The origins and nature of malignant cells in cancer have still not been definitively determined. Two potential models to explain the development, maintenance, and recurrence of cancer include the stochastic model and the stem cell model. Recent advances in technology related to isolation and identification of stem cells have allowed researchers to develop a strong supporting argument for the stem cell model.

Distinguishing between the stochastic and stem cell models is critical for directing the future of cancer research. A thorough understanding of the origins of cancer will generate new cancer research paradigms that can result in improved treatments. These treatments have the potential for better efficacy and less damage to patients than current methods such as radiation and chemotherapy.

Models

The stochastic model, taking from the concept of stochastic probability, describes the development of cancer as a completely random process. The model proposes that cancer can arise in any cell of the body, including highly differentiated cells. This occurs by an accumulation of multiple mutations leading to a loss of normal control over the cellular life cycle. The multiple mutations result in the cell developing the phenotypes of cancer, developing into a tumor, and potentially metastasizing. The key features from this model are the concept that any cell in the body can become cancerous, and that any cell in the tumor mass has the ability to divide. As a result, any cell within the tumor mass should be able to metastasize or create tumors when experimentally transplanted into a mouse.

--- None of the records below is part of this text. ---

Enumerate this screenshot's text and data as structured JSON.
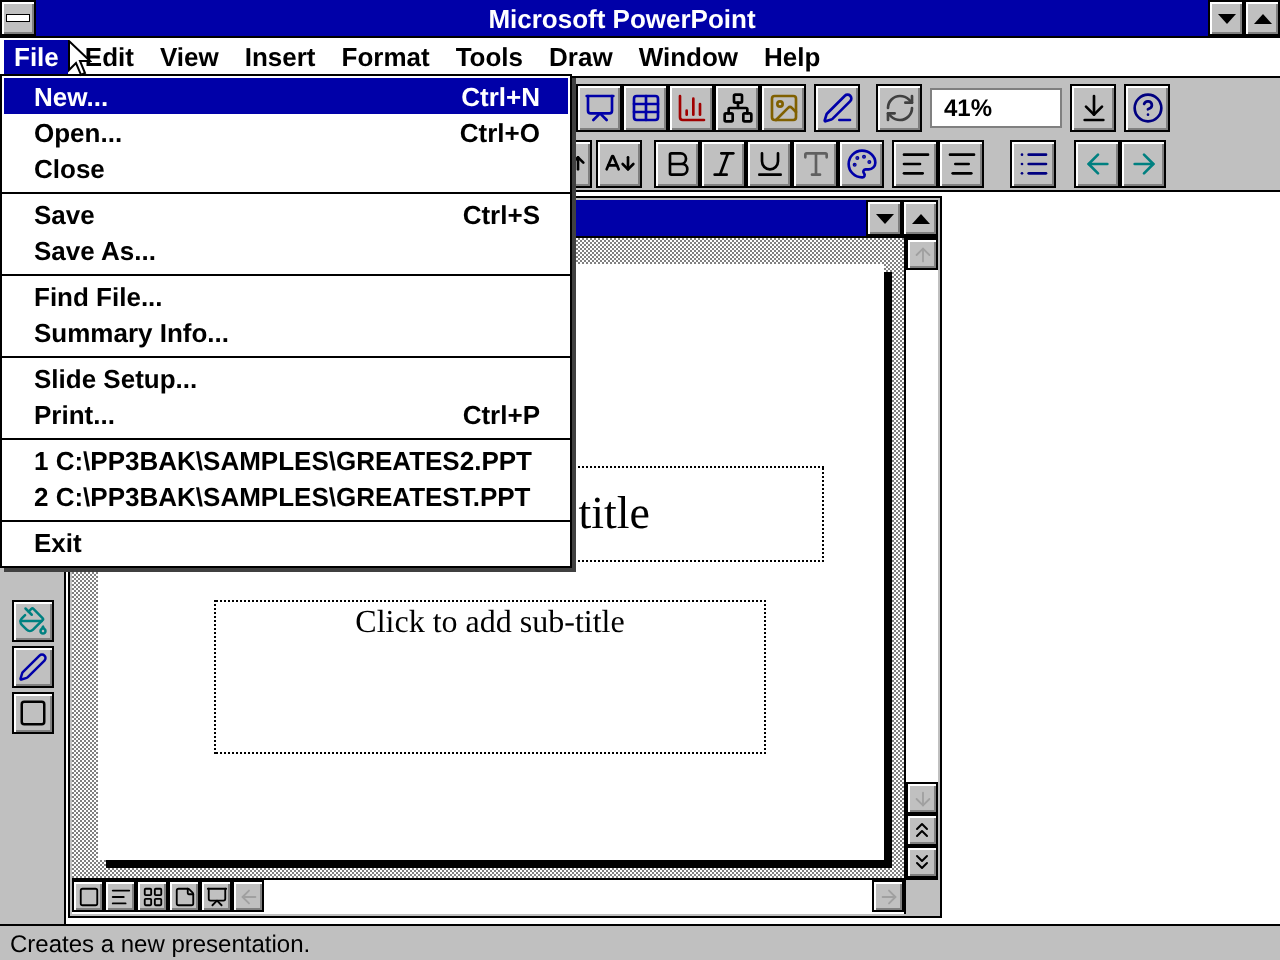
{
  "window": {
    "title": "Microsoft PowerPoint"
  },
  "menubar": [
    {
      "label": "File",
      "selected": true
    },
    {
      "label": "Edit",
      "selected": false
    },
    {
      "label": "View",
      "selected": false
    },
    {
      "label": "Insert",
      "selected": false
    },
    {
      "label": "Format",
      "selected": false
    },
    {
      "label": "Tools",
      "selected": false
    },
    {
      "label": "Draw",
      "selected": false
    },
    {
      "label": "Window",
      "selected": false
    },
    {
      "label": "Help",
      "selected": false
    }
  ],
  "file_menu": {
    "groups": [
      {
        "items": [
          {
            "label": "New...",
            "shortcut": "Ctrl+N",
            "selected": true
          },
          {
            "label": "Open...",
            "shortcut": "Ctrl+O",
            "selected": false
          },
          {
            "label": "Close",
            "selected": false
          }
        ]
      },
      {
        "items": [
          {
            "label": "Save",
            "shortcut": "Ctrl+S",
            "selected": false
          },
          {
            "label": "Save As...",
            "selected": false
          }
        ]
      },
      {
        "items": [
          {
            "label": "Find File...",
            "selected": false
          },
          {
            "label": "Summary Info...",
            "selected": false
          }
        ]
      },
      {
        "items": [
          {
            "label": "Slide Setup...",
            "selected": false
          },
          {
            "label": "Print...",
            "shortcut": "Ctrl+P",
            "selected": false
          }
        ]
      },
      {
        "items": [
          {
            "label": "1 C:\\PP3BAK\\SAMPLES\\GREATES2.PPT",
            "selected": false
          },
          {
            "label": "2 C:\\PP3BAK\\SAMPLES\\GREATEST.PPT",
            "selected": false
          }
        ]
      },
      {
        "items": [
          {
            "label": "Exit",
            "selected": false
          }
        ]
      }
    ]
  },
  "toolbar": {
    "zoom": "41%"
  },
  "slide": {
    "title_placeholder": "title",
    "subtitle_placeholder": "Click to add sub-title"
  },
  "status_bar": "Creates a new presentation."
}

In contrast, the stem cell theory hypothesizes that mutations accumulate in somatic stem cells. The development of this theory considers two critical properties of stem cells. First, they have sufficiently long life spans to accumulate the necessary mutations. Second, they can asymmetrically divide providing cell populations that develop and maintain a tumor. This links with the concept that tumors consist of a mass of differentiated cells maintained by a small subpopulation of cancer stem cells. These populations of cancer stem cells possess the ability to develop new tumors by either metastasis or transplantation.

Understanding whether the stochastic or stem cell model is the predominant model of cancer development is essential to developing new effective therapies to prevent and treat cancer. Ideally, new therapies will more successfully target malignant cells while preserving healthy cells. With a thorough understanding of how cancer develops, maintains a tumor, and metastasizes, researchers can identify cellular markers useful in targeting treatments to malignant cells. Ongoing research in the field has begun to distinguish between these two models and provided initial evidence of potential molecular targets.

Evidence

The first model developed to describe cancer and the model initially subscribed to by most researchers was the stochastic model of cancer. However, during attempts to develop mouse models of human cancer, researchers began to suspect that cells within a tumor mass might have different properties than had been originally anticipated. Attempts to develop tumors in mice required the injection of a large number of malignant cells to guarantee tumor development. The idea that so many cells would be necessary to develop a tumor was not consistent with the rates of metastasis of many forms of cancer in humans.